About the author: Avenue Q's Ann Harada is famous for her current role as Christmas Eve, but it took her many unseen revisions to perfect her performance as an irreverent caricature of an Asian stereotype. Her previous Broadway performances include Seussical and M. Butterfly, and her New York City and regional stage credits include Falsettoland, The Moment When, 1,2,3,4,5, Working and Golden Child. Having been with Avenue Q since its first reading, Harada has a lot of history with the show. Here, she offers a glimpse of all the characters that secretly passed through Avenue Q on its journey to the Great White Way, not to mention the characters in the first row of the audience.
People always greet me at the Avenue Q stage door with "you look like you're having so much fun up there!" Which is the absolute truth. But sometimes the fun has nothing to do with us. Sometimes the audience gets into the act, especially the lottery winners in the first row. Who could forget a young man dressed in a red and white striped sweater, matching hat and black horned rim glasses? "Where's Waldo?" we whispered. Recently a girl showed up in a veil and tiara worn with jeans and a t-shirt. But our absolute favorite was the woman who ate her lunch during "Purpose" it was some kind of white cheese on wheat bread...Swiss? Provolone? Stephanie D'Abruzzo couldn't tell. It really tests our concentration. For heaven's sake, Q fans, don't come to the show dressed like Let's Make a Deal contestants or bring in KFC so we'll notice you--trust me, if you laugh really loudly or clap a lot, we'll like you just as much if not more.
Other than this advice, I have nothing new to say about Avenue Q.
There have already been reams of words--thousands of trees--devoted to this subject. Not to mention the number one stage door FAQ, to which the answer is: I love working with the puppets! And we all hang out together on our day off!

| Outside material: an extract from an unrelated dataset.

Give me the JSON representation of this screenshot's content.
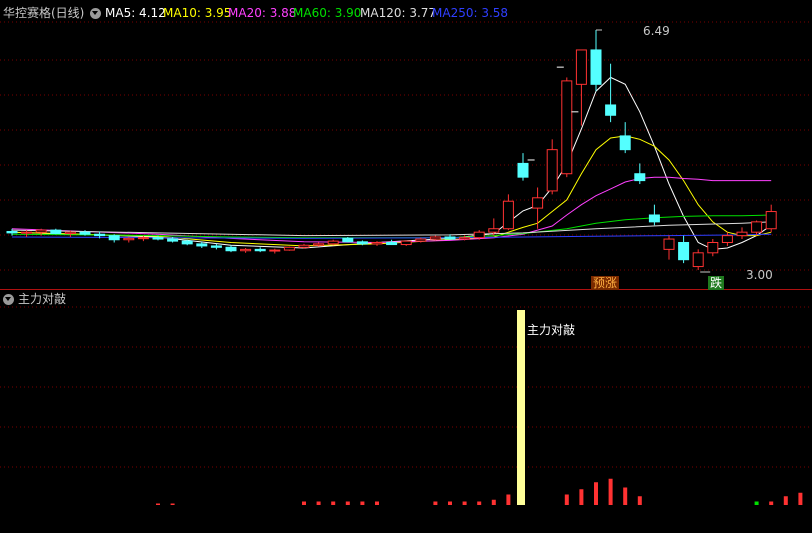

"The heck you say! You have been involved since the early days! Is there nothing you can share?" I will confess that I kind of miss some of the old characters that used to inhabit our world. Part of the joy of working on this show for so long is that with every version, some new nugget of information would add to the characters that we now know and love. But think of how many drafts it took to get our heroes to where they are today. For example, the actress who played Christmas Eve me also had to play, at various times, the UPS guy who delivers Princeton's moving boxes, an Irish cop, a street percussionist and Ed, Kate Monster's loser boyfriend. I was terrible as the percussionist but extremely convincing as the cop--nevertheless all these characters bit the dust. Amanda Green, who played Gary Coleman through most of the development process, also played Princeton's boss and Nicky's girlfriend Samantha. Samantha was sort of like Mr. Snuffleupagus--no one ever saw her except Nicky so we thought he was making her up--thus fueling the conviction that roommates Nicky and Rod were both gay and inspiring my favorite Christmas Eve lost line: "Rod your butt-boy! beat I only kidding. He your wife."
Jeff Whitty compiled an opening night gift of these lost scenes and called it "I Have Never Lain With a Man" which used to be our favorite Mrs. Thistletwat quote thus begging the question: how did Mr. Thistletwat feel about that?. While "Tear it Up and Throw it Away the Jury Duty Song" still lives as a bonus CD in our souvenir program, there are several lost ditties that might turn up in Avenue 2: Electric Boogaloo.
People marvel that Avenue Q seemed to come out of nowhere--and so few realize how hard the creative team sweated to make every little moment seem organic. And I mean literally sweated - we spent two weeks at the O'Neill Theatre Center in August 2002, when every day was a balmy 95 degrees. Stephanie and I are still convinced our beds were outfitted with plastic sheets. But that time was so precious, because we came to totally trust the integrity of our various characters. And the characters' complexity is what makes the show so endearing and moving.
That said, I was very fond of the version where Brian made every entrance dressed as a different service worker--Starbucks barista, Flash Dancers billboard guy, Kenny Rogers Roasters giant chicken mascot--but you can't have everything.